Wednesday, March 21, 2012

How can I append children to parents in a SSIS data flow task?

I need to extract data to send to an external agency in their supplied format. The data is normalised in our system in a one to many relationship. The external agency needs it denormalised.

In our system, the parent p has p_id, p_attribute_1, p_attribute_2, p_attribute_3 and the child has c_id, c_attribute_a, c_attribute_b, c_parent_id_fk

The external agency can only use a delimited file looking like

p_id, p_attribute_1, p_attribute_2, p_attribute_3, c1_attribute_a, c1_attribute_b, c2_attribute_a, c2_attribute_b, ...., cn_attribute_a, cn_attribute_b

where n is the number of children a parent may have. Each parent can have 0 or more children - typically between 1 and 20.

How can I achieve this using SSIS? In the past I have used custom built VB apps with the ADO SHAPE command but this is not ideal as I have to rebuild each time to alter the selection criteria and and VB is not a good SQL tool.

You can use the pivot transform to move rows to columns, but it doesn't handle a variable number of columns very well. I'd try creating a script component that outputs the set of children for a parent as one long string. Then you can append it to the parent value.|||

jwelch wrote:

You can use the pivot transform to move rows to columns, but it doesn't handle a variable number of columns very well. I'd try creating a script component that outputs the set of children for a parent as one long string. Then you can append it to the parent value.

I agree with John.

The way I would approach this is to join the parent and child records together in a SQL statement so you have a row for each parent/child combination. Use this statement in the Source of a Data Flow and run the rows into an asynchronous script transformation component. You'll write code in the script to denormalize the incoming rows into a single output row for each parent. SSIS won't adapt to having an arbitrary number of child columns and I don't think there is a need for it. The output of the script should be a single column (string if it can fit, otherwise text) that is already delimited and can go directly into a flat file destination.

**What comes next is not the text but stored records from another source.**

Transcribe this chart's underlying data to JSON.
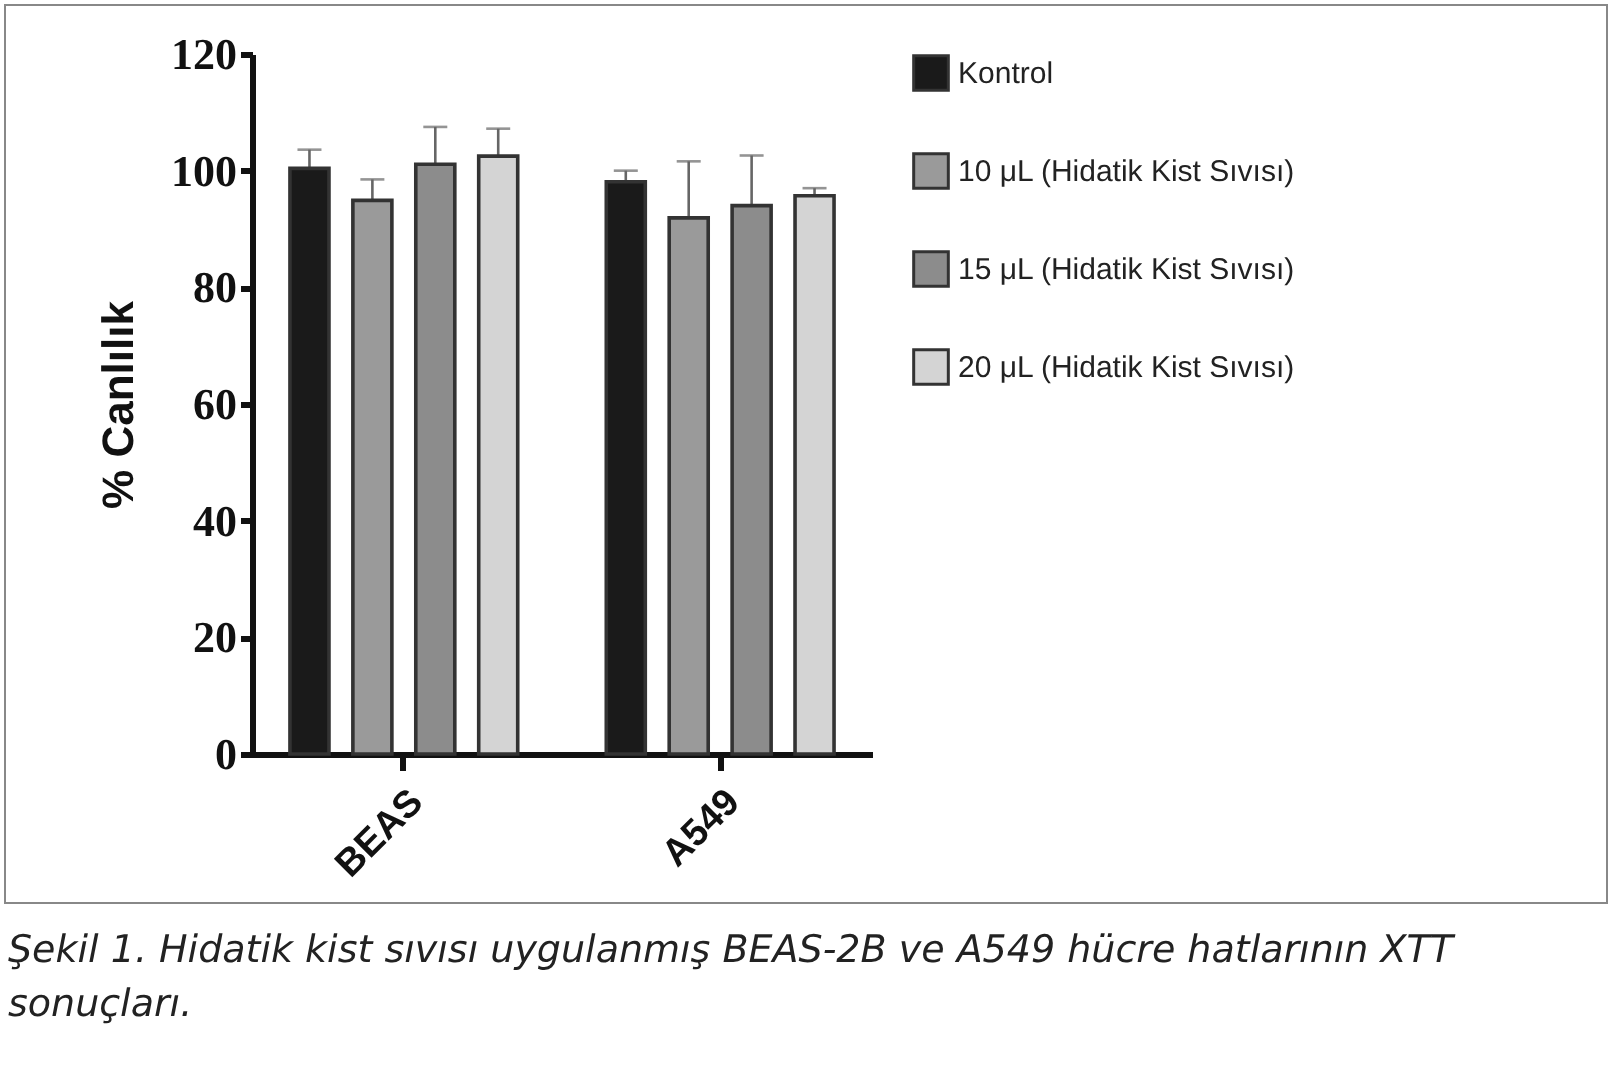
{
  "chart_data": {
    "type": "bar",
    "ylabel": "% Canlılık",
    "categories": [
      "BEAS",
      "A549"
    ],
    "series": [
      {
        "name": "Kontrol",
        "color": "#1a1a1a",
        "values": [
          100.4,
          98.1
        ],
        "errors": [
          3.2,
          1.9
        ]
      },
      {
        "name": "10 μL (Hidatik Kist Sıvısı)",
        "color": "#9a9a9a",
        "values": [
          94.9,
          91.9
        ],
        "errors": [
          3.6,
          9.7
        ]
      },
      {
        "name": "15 μL (Hidatik Kist Sıvısı)",
        "color": "#8c8c8c",
        "values": [
          101.1,
          94.0
        ],
        "errors": [
          6.4,
          8.6
        ]
      },
      {
        "name": "20 μL (Hidatik Kist Sıvısı)",
        "color": "#d4d4d4",
        "values": [
          102.5,
          95.7
        ],
        "errors": [
          4.7,
          1.3
        ]
      }
    ],
    "ylim": [
      0,
      120
    ],
    "yticks": [
      0,
      20,
      40,
      60,
      80,
      100,
      120
    ],
    "grid": false,
    "legend": "right",
    "annotations": [
      "Şekil 1. Hidatik kist sıvısı uygulanmış BEAS-2B ve A549 hücre hatlarının XTT sonuçları."
    ]
  }
}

So the script is the only tricky part. It will look at the p_id on each row it receives to determine if this is the same parent as the last input row. If it isn't, then it will write the output row it was working on for the previous p_id to the output and start a new one by appending the p_id and parent and child attributes to a string. If it is the same p_id, it will continue to append the child attributes until it sees the next p_id or the last row.

Something like this oughta do it:

Code Snippet

Public Class ScriptMain
Inherits UserComponent

Dim last_pid As Integer = -1
Dim current_row As StringBuilder = Nothing

Public Overrides Sub FinishOutputs()
' the input is finished, flush the current row
WriteRow()
End Sub

Public Sub WriteRow()
If Not current_row Is Nothing Then
With Output0Buffer
.AddRow()
.OutputLine = current_row.ToString()
' if we use a dt_text column
'.OutputLine.AddBlobData(ASCIIEncoding.ASCII.GetBytes(current_row.ToString()))
End With
End If

End Sub

Public Overrides Sub Input0_ProcessInputRow(ByVal Row As Input0Buffer)
'
' Add your code here
'
If Row.pid <> last_pid Then

' this is a new p_id starting, write the previous one to the output
WriteRow()

' remember this pid for future rows
last_pid = Row.pid

' create new buffer
current_row = New StringBuilder()
' append parent attributes
With current_row
.Append(Row.pid.ToString())
.Append(",")
.Append(Row.pattribute1)
.Append(",")
.Append(Row.pattribute2)
.Append(",")
.Append(Row.pattribute3)
End With
End If

' append child attributes
With current_row
.Append(",")
.Append(Row.cattributea)
.Append(",")
.Append(Row.cattributeb)
End With
End Sub

End Class


Note: The JOIN should group all of the parents together, but just in case you should probably throw an ORDER BY p_id in for that SQL statement.

|||

Phew. I went out 2 hours ago with the express purpose of coming back and answering this but John and Jay have beaten me to it Smile

I was going to suggest exactly what Jay has said. Its kind of hobson's choice on this one - the metadata is unknown at design-time therefore you HAVE to have a single column with all the values concatenated. The fact that you are outputting to a file means that it really doesn't matter anyway.

I would add that this would be a great candidate for a custom component if you can be bothered to build it.